Visualizing degradation mechanisms in a gas-fed CO2 reduction cell via operando X-ray tomography

Abstract

We utilize operando X-ray computed tomography, coupled with real-time electrochemical analysis, to reveal the underlying failure mechanisms of membrane electrode assemblies (MEAs) for electrochemical CO₂ reduction (eCO₂R). Through operando imaging, we can obtain unprecedented insights into the dynamic behavior of the MEA under different operating conditions, revealing critical changes in interface interactions, phase distribution, and structural integrity over time. Our findings identify phenomena giving rise to the transition from CO₂R to the hydrogen evolution reaction (HER), as evidenced by shifts in cathode potential and CO₂R selectivity. The formation of inhomogeneous precipitates at the gas diffusion electrode disrupts the CO₂ supply and reduces the active sites for eCO₂R, resulting in a shift toward H₂ production during low current density operation.

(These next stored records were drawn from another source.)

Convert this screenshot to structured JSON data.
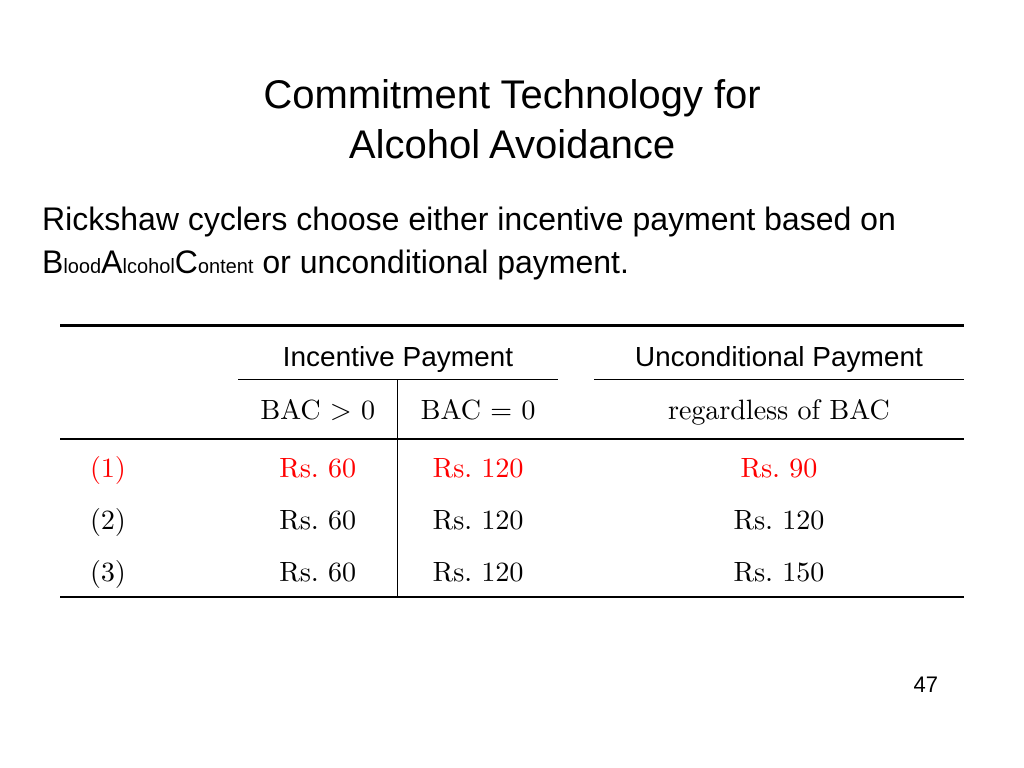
{
  "title_line1": "Commitment Technology for",
  "title_line2": "Alcohol Avoidance",
  "body_prefix": "Rickshaw cyclers choose either incentive payment based on ",
  "bac_B": "B",
  "bac_lood": "lood",
  "bac_A": "A",
  "bac_lcohol": "lcohol",
  "bac_C": "C",
  "bac_ontent": "ontent",
  "body_suffix": " or unconditional payment.",
  "table": {
    "group_headers": {
      "incentive": "Incentive Payment",
      "unconditional": "Unconditional Payment"
    },
    "sub_headers": {
      "bac_gt0": "BAC > 0",
      "bac_eq0": "BAC = 0",
      "regardless": "regardless of BAC"
    },
    "rows": [
      {
        "idx": "(1)",
        "bac_gt0": "Rs. 60",
        "bac_eq0": "Rs. 120",
        "uncond": "Rs. 90",
        "highlight": true
      },
      {
        "idx": "(2)",
        "bac_gt0": "Rs. 60",
        "bac_eq0": "Rs. 120",
        "uncond": "Rs. 120",
        "highlight": false
      },
      {
        "idx": "(3)",
        "bac_gt0": "Rs. 60",
        "bac_eq0": "Rs. 120",
        "uncond": "Rs. 150",
        "highlight": false
      }
    ],
    "colors": {
      "highlight": "#ff0000",
      "normal": "#000000",
      "rule": "#000000",
      "background": "#ffffff"
    },
    "fontsizes": {
      "title": 40,
      "body": 32,
      "header": 28,
      "cell": 28,
      "pagenum": 22
    }
  },
  "page_number": "47"
}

Additionally, under high current density conditions, rapid water crossover up to the microporous layer/gas diffusion layer promotes the transition from CO₂R to HER, further shifting cell potential toward anodic direction. Oscillating voltage conditions reveal the dissolution and regrowth of precipitates, providing direct visualization of the competing selectivity of CO₂R and HER. This work offers new insight into the degradation mechanisms of MEAs, with implications for the design of more durable CO₂R systems.